Vu la convention européenne de sauvegarde des droits de l'homme et des libertés fondamentales ;

Vu la convention internationale relative aux droits de l'enfant, signée à New York le 26 janvier 1990 ;

Vu le code de l'entrée et du séjour des étrangers et du droit d'asile ;

Vu le code de justice administrative ;

Les parties ayant été régulièrement averties du jour de l'audience ;

Après avoir entendu au cours de l'audience publique du 13 novembre 2012 :

- le rapport de M. Philippe Cristille, premier conseiller ;

- les conclusions de M. Guillaume de La Taille Lolainville, rapporteur public ;

1. Considérant que M. X, de nationalité haïtienne, entré en France en 2004, a sollicité le bénéfice de l'asile, ce qui lui a été refusé par une décision du 22 mars 2005 de l'Office français de protection des réfugiés et apatrides, confirmée par la Commission des recours des réfugiés le 8 décembre 2006 ; que le préfet de la Martinique a pris à son encontre le 4 mai 2006 une décision de refus de séjour assortie d'une invitation à quitter le territoire français ; que M. X s'est maintenu sur le territoire français et a sollicité le 18 mars 2010 puis le 24 octobre 2011 la délivrance d'un titre de séjour portant la mention " vie privée et familiale " ; que les dossiers de demande, restés incomplets, n'ont pas été instruits ; que M. X a été interpellé par les services de la police aux frontières le 27 février 2012 et a fait l'objet d'un arrêté du 28 février 2012 du préfet de Martinique lui faisant obligation de quitter le territoire français sans délai et de deux décisions du 28 février 2012 fixant Haïti comme pays de renvoi et ordonnant son placement en rétention administrative pour une durée de cinq jours ; que, par un jugement du 1er mars 2012, le président du tribunal administratif de Fort-de-France, statuant selon la procédure prévue à l'article L.512-2 du code de justice administrative, a annulé ces décisions et a enjoint au préfet de libérer immédiatement M. X et de lui délivrer un titre de séjour correspondant à sa situation dans un délai de deux mois ; que le préfet de la Martinique relève appel de ce jugement ;

2. Considérant qu'aux termes de l'article 8 de la convention européenne de sauvegarde des droits de l'homme et des libertés fondamentales, " Toute personne a droit au respect de sa vie privée et familiale, de son domicile et de sa correspondance.
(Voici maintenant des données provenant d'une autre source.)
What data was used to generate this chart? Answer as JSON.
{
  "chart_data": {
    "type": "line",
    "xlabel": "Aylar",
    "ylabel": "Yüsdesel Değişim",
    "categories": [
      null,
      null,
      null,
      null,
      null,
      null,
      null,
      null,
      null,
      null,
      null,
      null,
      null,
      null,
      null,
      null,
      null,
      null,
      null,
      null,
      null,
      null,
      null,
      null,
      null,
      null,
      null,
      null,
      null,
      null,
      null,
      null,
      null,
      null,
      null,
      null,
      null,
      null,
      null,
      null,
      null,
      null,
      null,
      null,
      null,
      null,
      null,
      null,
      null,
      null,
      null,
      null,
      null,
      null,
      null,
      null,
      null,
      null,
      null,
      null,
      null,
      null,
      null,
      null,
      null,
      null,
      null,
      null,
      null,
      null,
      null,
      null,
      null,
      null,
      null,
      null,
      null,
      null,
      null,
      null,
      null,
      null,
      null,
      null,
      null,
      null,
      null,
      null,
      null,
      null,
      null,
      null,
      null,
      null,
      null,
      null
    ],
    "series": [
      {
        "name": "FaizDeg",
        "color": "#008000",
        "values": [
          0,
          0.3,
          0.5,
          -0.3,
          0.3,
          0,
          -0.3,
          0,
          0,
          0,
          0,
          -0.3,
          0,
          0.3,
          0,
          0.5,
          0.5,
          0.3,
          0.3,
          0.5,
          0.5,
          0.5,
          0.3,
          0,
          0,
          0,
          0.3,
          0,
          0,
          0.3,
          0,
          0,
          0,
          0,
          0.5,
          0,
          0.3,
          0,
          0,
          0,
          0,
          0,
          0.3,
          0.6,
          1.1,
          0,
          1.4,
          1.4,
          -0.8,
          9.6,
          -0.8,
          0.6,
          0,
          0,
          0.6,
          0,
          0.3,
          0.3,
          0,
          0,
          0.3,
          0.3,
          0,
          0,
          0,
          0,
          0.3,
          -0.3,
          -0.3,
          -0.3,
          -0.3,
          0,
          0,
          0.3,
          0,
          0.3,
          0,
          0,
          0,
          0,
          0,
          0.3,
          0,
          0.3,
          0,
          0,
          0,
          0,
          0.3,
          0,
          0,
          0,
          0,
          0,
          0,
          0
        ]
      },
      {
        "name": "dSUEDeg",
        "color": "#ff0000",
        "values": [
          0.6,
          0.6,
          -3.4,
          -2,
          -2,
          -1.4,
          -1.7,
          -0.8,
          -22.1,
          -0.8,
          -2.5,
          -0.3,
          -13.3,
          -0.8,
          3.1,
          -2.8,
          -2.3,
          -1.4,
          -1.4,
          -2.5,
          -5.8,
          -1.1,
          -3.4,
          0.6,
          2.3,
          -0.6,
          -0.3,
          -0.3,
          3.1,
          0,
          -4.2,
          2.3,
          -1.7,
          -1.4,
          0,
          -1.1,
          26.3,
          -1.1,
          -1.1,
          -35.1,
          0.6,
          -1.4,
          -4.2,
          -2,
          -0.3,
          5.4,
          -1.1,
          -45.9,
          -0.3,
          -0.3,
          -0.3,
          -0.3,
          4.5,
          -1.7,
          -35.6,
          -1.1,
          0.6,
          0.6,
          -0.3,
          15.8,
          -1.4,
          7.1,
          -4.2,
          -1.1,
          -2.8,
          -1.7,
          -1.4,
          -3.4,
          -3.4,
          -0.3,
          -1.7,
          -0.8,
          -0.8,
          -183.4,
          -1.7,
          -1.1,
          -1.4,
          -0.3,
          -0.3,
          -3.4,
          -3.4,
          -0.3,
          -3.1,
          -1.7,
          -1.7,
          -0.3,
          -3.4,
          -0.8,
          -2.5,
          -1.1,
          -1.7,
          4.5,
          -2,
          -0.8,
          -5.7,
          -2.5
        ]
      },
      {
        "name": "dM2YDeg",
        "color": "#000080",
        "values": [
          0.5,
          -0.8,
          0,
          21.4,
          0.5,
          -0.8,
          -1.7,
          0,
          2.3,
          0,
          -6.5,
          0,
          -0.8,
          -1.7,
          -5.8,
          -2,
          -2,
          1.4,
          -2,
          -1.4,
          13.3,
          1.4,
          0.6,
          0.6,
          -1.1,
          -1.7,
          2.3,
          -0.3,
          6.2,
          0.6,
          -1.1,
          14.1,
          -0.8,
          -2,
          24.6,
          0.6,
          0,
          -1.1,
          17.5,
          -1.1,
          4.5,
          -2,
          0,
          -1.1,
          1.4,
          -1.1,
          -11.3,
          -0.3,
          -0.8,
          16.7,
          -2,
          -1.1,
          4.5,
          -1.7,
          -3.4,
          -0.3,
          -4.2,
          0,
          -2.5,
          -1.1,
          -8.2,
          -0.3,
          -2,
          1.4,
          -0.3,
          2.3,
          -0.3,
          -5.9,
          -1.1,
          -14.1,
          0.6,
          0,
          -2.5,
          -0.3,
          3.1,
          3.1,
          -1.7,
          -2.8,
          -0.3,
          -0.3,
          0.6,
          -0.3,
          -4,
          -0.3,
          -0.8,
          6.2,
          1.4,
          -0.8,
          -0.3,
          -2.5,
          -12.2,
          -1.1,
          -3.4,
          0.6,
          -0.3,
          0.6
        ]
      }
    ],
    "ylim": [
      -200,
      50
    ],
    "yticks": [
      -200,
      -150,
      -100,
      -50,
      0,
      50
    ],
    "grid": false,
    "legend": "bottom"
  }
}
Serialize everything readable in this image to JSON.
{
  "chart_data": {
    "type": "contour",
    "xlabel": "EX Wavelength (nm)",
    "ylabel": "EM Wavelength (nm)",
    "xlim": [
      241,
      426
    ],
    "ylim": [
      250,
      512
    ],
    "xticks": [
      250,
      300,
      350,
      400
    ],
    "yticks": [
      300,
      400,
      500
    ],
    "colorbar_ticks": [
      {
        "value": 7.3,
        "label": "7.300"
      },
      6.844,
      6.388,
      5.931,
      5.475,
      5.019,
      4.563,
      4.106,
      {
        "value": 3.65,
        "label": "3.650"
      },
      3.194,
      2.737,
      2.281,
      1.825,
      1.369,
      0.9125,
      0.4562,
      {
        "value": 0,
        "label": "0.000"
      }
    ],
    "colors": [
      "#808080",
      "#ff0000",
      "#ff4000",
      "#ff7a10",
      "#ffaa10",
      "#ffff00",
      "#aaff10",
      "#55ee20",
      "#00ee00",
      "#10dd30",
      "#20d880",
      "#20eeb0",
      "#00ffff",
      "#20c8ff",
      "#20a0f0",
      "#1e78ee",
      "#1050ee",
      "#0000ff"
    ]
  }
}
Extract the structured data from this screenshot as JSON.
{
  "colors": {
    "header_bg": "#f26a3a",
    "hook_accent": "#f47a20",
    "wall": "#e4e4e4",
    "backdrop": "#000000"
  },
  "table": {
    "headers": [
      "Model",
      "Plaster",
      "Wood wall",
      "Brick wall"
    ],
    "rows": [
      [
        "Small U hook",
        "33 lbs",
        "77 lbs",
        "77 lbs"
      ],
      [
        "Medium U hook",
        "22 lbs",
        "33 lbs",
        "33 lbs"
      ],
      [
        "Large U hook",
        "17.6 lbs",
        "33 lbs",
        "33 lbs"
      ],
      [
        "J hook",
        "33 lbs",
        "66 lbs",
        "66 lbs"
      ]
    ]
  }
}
Il ne peut y avoir ingérence d'une autorité publique dans l'exercice de ce droit que pour autant que cette ingérence est prévue par la loi et qu'elle constitue une mesure qui, dans une société démocratique, est nécessaire à la sécurité nationale, à la sûreté publique, au bien-être économique du pays, à la défense de l'ordre et à la prévention des infractions pénales, à la protection de la santé ou de la morale, ou à la protection des droits et libertés d'autrui " ;

3. Considérant qu'il ressort des pièces du dossier que M. X séjourne depuis octobre 2004 en France où il est entré alors qu'il était encore mineur ; qu'il a organisé sa vie sur le territoire français et y a obtenu un certificat d'aptitude professionnelle pour le métier d'employé de vente en 2007 ; qu'il a entamé des démarches auprès de la préfecture de la Martinique en vue de régulariser sa situation en 2010 et 2011 ; que le père de M. X est décédé le 4 février 2004 à Haïti ; que sa mère vit en France depuis 1990 en situation régulière et l'a hébergé de 2007 à 2011 ; qu'un frère qui a acquis la nationalité française et une soeur titulaire d'une carte de résident sont installés aussi en France ; qu'il ressort également des pièces du dossier que M. X a reconnu en mars 2009 comme étant le sien l'enfant né le 16 février 2009 de sa relation avec une compatriote elle-même en situation régulière en France ; que selon les mentions du jugement, non contesté sur ce point, la compagne de M. X a indiqué au cours de l'audience du tribunal administratif, sans être contredite, que la vie commune existait depuis le mois de novembre 2011 ; que, dans les circonstances particulières de l'espèce, eu égard notamment à la durée du séjour de M. X en France, à son âge au moment de son arrivée sur le territoire national et à l'ensemble des liens familiaux qui sont désormais les siens en France, et même en tenant compte de ce que l'intéressé s'est maintenu en situation irrégulière et de ce qu'il aurait reconnu frauduleusement un enfant de nationalité française, c'est à juste titre que le président du tribunal administratif de Fort-de-France a regardé l'obligation de quitter le territoire français impartie à M. X par l'arrêté du 8 février 2012 comme ayant été prise en méconnaissance des stipulations précitées de l'article 8 de la convention européenne de sauvegarde des droits de l'homme et des libertés fondamentales et a annulé cette obligation ainsi que, par voie de conséquence, les décisions fixant le pays de renvoi et prescrivant le placement de l'intéressé en rétention administrative ;

Considérant qu'il résulte de ce qui précède que le préfet de la Martinique n'est pas fondé à soutenir que c'est à tort que, par le jugement attaqué, le président du tribunal administratif de Fort-de-France a annulé ses arrêtés du 28 février 2012 ;

DECIDE :

Article 1er: La requête du préfet de la Martinique est rejetée.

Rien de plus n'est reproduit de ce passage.